廃業の影響は単体の事業にだけあるのではありません。取引先や顧客への影響はもとより、最悪のシナリオを考えると連鎖倒産などもありえます。商店街など地元の経済活動に悪影響を及ぼす可能性もあります。
後継ぎが見つからない事業主の多くは、これらのマイナス影響を憂慮しながらも、廃業を考えざるを得ない状況となっているのが現状です。
このような後継者不足による「惜しまれる」廃業に歯止めをかける手段として、第三者への事業、会社の譲渡が注目を集めています。
実は転職が当たり前になっている昨今、また働き方改革などの国の方針も後押しし、独立したい、起業してみたいという若者や、定年後にセカンドライフとして事業を起こそうと考えるシニアが後を絶ちません。
このような事業意欲のある方が、「廃業するくらいなら譲り受けたい」というのです。経営者の皆様には釈迦に説法ですが、起業するには相応にお金がいります。同じだけお金がかかるのであれば、ゼロから始めるよりも既に成り立っている事業の方がいいに決まっています。

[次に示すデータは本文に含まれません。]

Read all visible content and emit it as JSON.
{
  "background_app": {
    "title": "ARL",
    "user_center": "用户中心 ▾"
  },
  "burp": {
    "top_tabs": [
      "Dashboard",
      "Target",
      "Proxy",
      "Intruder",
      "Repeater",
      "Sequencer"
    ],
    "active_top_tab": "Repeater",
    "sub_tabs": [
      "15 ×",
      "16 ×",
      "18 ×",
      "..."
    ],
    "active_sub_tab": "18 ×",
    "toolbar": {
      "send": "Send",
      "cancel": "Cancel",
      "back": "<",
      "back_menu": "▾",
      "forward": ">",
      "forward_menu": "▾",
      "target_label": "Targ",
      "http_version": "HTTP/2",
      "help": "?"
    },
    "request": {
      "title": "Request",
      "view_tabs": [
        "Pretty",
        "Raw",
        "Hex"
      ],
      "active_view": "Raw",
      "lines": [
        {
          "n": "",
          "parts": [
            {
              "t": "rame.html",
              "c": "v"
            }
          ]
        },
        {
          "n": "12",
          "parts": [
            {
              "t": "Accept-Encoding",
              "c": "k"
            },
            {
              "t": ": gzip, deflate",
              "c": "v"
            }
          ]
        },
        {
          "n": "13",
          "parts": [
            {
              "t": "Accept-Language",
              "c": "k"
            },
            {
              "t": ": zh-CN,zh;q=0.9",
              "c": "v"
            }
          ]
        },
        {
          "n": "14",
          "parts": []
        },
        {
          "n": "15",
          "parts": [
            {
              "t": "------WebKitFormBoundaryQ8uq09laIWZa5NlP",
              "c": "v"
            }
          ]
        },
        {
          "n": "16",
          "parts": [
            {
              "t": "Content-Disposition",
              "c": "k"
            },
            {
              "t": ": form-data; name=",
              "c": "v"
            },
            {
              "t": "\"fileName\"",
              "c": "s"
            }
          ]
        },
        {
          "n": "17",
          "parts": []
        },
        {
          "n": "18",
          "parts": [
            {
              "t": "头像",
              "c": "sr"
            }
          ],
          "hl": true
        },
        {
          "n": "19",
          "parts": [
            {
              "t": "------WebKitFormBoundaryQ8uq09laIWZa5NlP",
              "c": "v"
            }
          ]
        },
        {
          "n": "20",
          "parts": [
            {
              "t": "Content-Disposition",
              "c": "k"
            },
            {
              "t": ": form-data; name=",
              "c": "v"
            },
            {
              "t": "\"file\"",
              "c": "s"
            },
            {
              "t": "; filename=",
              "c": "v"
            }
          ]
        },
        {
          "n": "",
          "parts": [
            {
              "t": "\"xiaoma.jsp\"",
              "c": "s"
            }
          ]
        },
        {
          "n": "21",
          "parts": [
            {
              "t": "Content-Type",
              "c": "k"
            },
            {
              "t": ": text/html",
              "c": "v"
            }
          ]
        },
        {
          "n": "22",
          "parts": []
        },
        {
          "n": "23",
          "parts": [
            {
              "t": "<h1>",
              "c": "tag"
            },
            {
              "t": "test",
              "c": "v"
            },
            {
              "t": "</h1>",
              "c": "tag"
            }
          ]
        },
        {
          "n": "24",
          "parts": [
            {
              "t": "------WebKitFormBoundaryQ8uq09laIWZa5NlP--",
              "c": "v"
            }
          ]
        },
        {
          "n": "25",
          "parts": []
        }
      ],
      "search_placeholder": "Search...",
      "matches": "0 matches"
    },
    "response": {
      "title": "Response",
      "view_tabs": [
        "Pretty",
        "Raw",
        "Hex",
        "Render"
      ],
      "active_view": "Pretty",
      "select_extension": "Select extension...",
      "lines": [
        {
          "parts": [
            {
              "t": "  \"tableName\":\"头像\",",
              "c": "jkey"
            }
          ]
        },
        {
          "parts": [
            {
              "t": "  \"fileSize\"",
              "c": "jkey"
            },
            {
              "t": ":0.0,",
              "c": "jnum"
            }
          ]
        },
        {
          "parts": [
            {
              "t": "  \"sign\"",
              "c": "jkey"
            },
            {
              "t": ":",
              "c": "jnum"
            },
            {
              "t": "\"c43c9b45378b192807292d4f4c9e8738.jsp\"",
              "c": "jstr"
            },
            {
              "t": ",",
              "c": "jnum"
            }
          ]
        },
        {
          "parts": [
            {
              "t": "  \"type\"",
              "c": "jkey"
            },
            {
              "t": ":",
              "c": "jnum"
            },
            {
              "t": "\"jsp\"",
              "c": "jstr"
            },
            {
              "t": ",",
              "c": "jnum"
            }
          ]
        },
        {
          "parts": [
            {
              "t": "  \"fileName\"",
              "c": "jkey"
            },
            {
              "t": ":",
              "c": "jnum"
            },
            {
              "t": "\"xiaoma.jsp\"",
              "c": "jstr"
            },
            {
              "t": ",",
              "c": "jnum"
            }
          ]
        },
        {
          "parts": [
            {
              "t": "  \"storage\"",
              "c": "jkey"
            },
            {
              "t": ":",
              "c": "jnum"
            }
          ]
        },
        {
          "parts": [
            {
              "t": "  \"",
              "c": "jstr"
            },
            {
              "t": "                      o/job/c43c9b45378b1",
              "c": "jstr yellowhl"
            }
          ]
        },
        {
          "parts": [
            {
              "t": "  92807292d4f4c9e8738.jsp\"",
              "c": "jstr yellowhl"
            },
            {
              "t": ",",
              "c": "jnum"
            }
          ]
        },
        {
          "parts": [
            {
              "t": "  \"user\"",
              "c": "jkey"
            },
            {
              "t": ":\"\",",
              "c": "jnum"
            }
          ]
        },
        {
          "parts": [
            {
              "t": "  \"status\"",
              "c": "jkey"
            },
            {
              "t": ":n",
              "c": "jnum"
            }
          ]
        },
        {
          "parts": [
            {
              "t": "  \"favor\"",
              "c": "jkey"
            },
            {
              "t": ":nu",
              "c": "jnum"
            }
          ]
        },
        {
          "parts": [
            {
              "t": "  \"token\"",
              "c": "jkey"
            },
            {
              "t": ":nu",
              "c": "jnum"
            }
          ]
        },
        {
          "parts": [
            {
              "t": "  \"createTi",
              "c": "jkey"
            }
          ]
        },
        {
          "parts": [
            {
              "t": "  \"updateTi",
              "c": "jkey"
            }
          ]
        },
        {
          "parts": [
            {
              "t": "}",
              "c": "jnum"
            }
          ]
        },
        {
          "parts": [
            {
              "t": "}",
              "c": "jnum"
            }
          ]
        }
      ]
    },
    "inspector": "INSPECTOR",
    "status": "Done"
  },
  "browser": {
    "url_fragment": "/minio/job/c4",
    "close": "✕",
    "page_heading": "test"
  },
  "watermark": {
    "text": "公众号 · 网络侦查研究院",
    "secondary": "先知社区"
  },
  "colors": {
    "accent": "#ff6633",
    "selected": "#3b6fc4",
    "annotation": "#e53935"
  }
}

また、廃業して「昔はあんな仕事したなあ」と写真をみてふけるよりも、誰かに継いでもらって創業社長、先代社長として将来「この会社は実は私が作ったんだ」と言う方がロマンがあると思います。
知識や情報量の不足などから、廃業せずに事業や会社を譲渡できるチャンスを生かしきれない事業主は多くいます。
近年、各自治体には「事業引継ぎ支援センター」などが設置され無料の相談窓口を開いていますし、ネットを叩けば相談にのってくれる民間の窓口も増えています。官民問わず初期相談には費用がかからないことが一般的なので、まず相談してみることが最善でしょう。